Pitt is no stranger to the SEC. He served as the commission’s general counsel in the 1970s, after which he became a top securities lawyer in the Washington office of New York’s Fried, Frank, Harris, Shriver & Jacobson. In his financial-disclosure statement, he identified scores of clients he has represented, including several of the Big Five accounting firms, major Wall Street firms and several securities-industry trade groups. Mr. Pitt earned more than $3 million last year at the firm; the SEC job pays $133,700 a year.
Sarbanes questioned whether Pitt’s extensive work defending broker- dealers and companies facing SEC enforcement allegations would influence his ability to protect investor interests.
“I haven’t worked in this industry for 33 years to risk my reputation by doing anything other than what the public interest requires,” he responded.
Although Pitt avoided criticizing former chairman Arthur Levitt, his comments suggested that he believes the regulator needs to be less combative, says the Journal.

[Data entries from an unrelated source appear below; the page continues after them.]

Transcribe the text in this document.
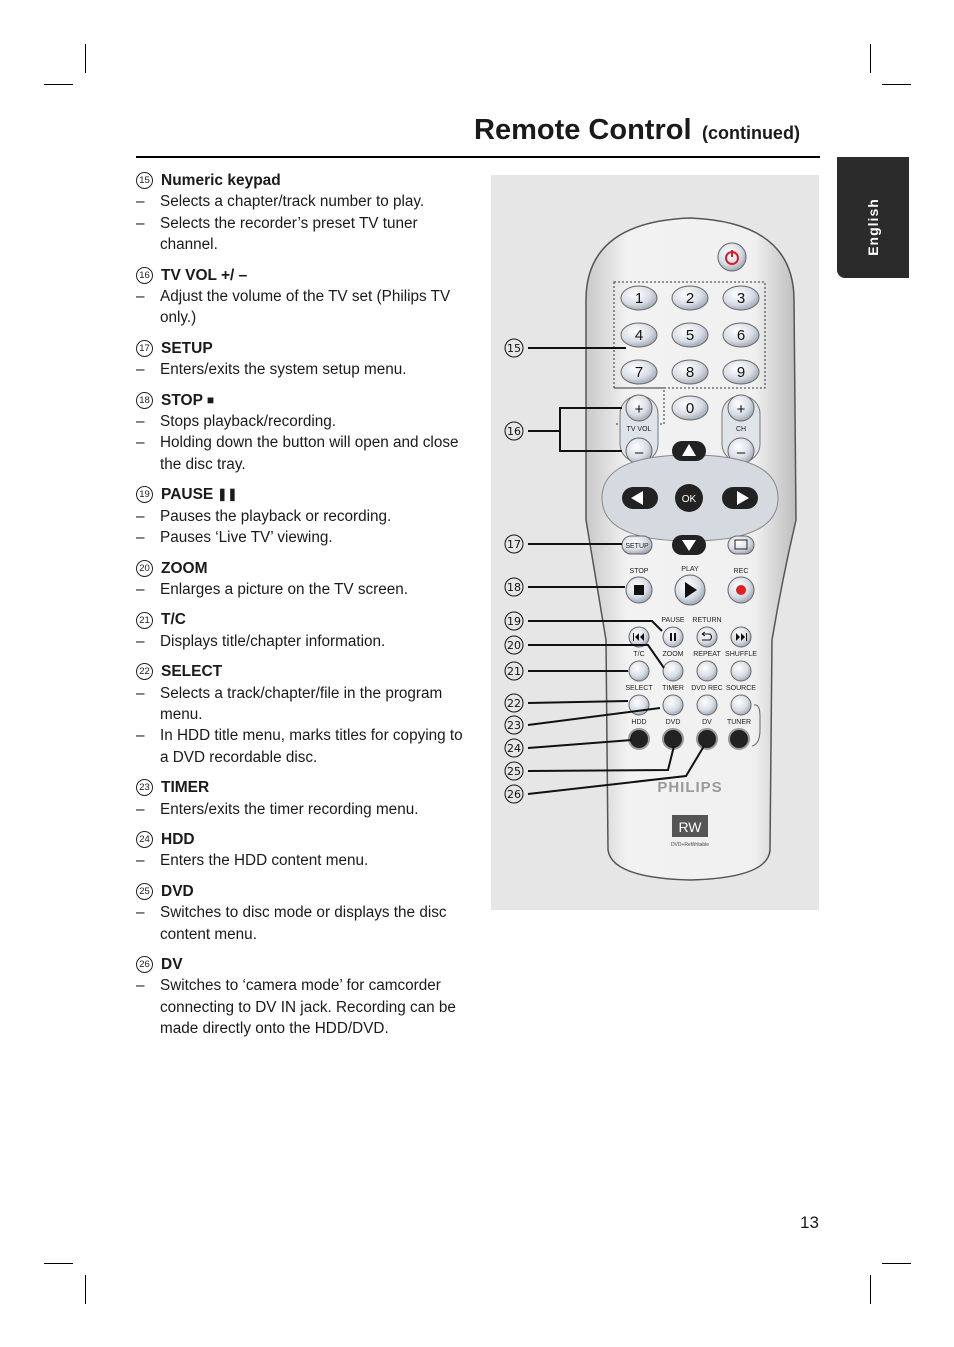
Remote Control (continued)
English
15 Numeric keypad
–	Selects a chapter/track number to play.
–	Selects the recorder’s preset TV tuner channel.
16 TV VOL +/ –
–	Adjust the volume of the TV set (Philips TV only.)
17 SETUP
–	Enters/exits the system setup menu.
18 STOP ■
–	Stops playback/recording.
–	Holding down the button will open and close the disc tray.
19 PAUSE ❚❚
–	Pauses the playback or recording.
–	Pauses ‘Live TV’ viewing.
20 ZOOM
–	Enlarges a picture on the TV screen.
21 T/C
–	Displays title/chapter information.
22 SELECT
–	Selects a track/chapter/file in the program menu.
–	In HDD title menu, marks titles for copying to a DVD recordable disc.
23 TIMER
–	Enters/exits the timer recording menu.
24 HDD
–	Enters the HDD content menu.
25 DVD
–	Switches to disc mode or displays the disc content menu.
26 DV
–	Switches to ‘camera mode’ for camcorder connecting to DV IN jack. Recording can be made directly onto the HDD/DVD.
1	2	3
4	5	6
7	8	9
0
+
–
+
–
TV VOL	CH
OK
SETUP
STOP	PLAY	REC
PAUSE RETURN
T/C	ZOOM REPEAT SHUFFLE
SELECT TIMER DVD REC SOURCE
HDD	DVD	DV TUNER
PHILIPS
RW
DVD+ReWritable
15
16
17
18
19
20
21
22
23
24
25
26
13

Levitt’s 7½ -year tenure was marked by a focus on championship of the investor. In the process, the agency roughed up broker-dealers and stock issuers over such issues as broker compensation, accounting irregularities and auditors’ conflicts of interest. The enforcement division has aggressively pursued Internet and financial fraud.
“I will devote my total efforts to enhancing the commission’s responsiveness to all constituencies,” Pitt said.
The nominee said he would be tough on securities violators, vowing to refer repeat offenders for criminal prosecution. He also said he will push to speed up enforcement investigations, says the Journal.